You have made three separate inquiries, all of which concern the issue of the use of a ""consent to judgment"" to collect a lawyer's fee. I have assumed that a ""consent to judgment"" is the same as a confessed judgment clause, which is a common clause in promissory notes of commercial lenders.
Your first inquiry concerns whether or not a lawyer may use a confessed judgment as a means of collection. Your second inquiry asks whether or not you can use a confessed judgment if you do not reduce a client's fee. Your third, and final, inquiry concerns whether or not an attorney may provide in ""his written fee agreement, that clients sign (along with the fee agreement) several 'consents to judgment' containing blanks,"" which the attorney would fill in from time to time when needed.
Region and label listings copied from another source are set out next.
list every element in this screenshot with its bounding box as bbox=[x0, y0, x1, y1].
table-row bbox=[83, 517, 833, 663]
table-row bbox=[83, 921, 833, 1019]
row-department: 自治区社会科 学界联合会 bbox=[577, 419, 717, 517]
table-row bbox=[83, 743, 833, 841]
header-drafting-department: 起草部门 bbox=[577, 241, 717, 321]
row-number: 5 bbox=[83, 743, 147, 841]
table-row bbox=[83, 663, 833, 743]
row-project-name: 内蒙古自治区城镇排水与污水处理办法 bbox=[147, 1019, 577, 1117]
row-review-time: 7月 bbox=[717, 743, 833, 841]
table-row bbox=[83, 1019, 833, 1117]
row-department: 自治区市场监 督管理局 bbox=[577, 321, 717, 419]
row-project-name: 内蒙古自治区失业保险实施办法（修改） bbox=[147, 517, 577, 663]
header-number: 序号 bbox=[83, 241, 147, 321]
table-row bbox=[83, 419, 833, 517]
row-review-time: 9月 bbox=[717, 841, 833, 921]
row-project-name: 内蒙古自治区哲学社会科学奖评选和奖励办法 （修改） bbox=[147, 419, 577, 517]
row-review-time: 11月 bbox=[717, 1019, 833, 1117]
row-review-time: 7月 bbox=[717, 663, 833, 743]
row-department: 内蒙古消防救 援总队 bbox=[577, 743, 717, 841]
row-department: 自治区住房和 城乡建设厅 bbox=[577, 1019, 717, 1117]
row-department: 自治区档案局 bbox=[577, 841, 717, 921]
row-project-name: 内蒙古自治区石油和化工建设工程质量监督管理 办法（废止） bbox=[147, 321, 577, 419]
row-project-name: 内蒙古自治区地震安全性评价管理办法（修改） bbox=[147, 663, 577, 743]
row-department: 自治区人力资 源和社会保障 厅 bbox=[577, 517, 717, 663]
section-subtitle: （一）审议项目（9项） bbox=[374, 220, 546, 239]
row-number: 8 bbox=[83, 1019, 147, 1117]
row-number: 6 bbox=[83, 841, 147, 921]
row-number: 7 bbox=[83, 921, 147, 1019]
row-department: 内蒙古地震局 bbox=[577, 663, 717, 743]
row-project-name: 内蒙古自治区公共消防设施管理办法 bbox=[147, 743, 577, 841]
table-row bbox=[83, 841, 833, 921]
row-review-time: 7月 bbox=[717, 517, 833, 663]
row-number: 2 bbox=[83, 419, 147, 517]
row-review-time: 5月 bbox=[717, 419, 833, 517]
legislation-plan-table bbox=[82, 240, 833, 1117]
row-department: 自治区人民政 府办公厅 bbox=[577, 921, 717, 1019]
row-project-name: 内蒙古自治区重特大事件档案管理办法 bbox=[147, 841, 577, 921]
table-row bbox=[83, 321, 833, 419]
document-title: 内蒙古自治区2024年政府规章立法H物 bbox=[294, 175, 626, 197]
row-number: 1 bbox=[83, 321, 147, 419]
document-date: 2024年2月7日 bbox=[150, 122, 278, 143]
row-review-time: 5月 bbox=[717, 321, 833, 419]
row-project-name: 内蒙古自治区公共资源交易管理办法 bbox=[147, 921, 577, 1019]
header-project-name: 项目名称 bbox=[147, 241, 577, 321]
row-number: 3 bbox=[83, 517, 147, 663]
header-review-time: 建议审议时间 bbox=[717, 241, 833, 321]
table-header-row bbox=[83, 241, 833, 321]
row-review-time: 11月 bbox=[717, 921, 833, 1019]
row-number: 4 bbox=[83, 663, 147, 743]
This Committee has entertained the issue of collection of attorney fees using confessed judgment clauses in promissory notes and concluded, in Ethics Docket 83-22, that the Code of Professional Responsibility, now entitled the Maryland Rules of Professional Conduct, imposes a duty of loyalty on lawyers to their clients. This duty requires a lawyer to insure that his client knowingly and voluntarily signs an instrument. Ethics Docket 83-22 discusses this knowing and voluntary decision.
The Committee understands that there may be federal and state requirements on the use of confessed judgment clauses. Therefore, the voluntary ad knowing decision of your client should include an explanation of the legal requirements of confessed judgment clauses as well.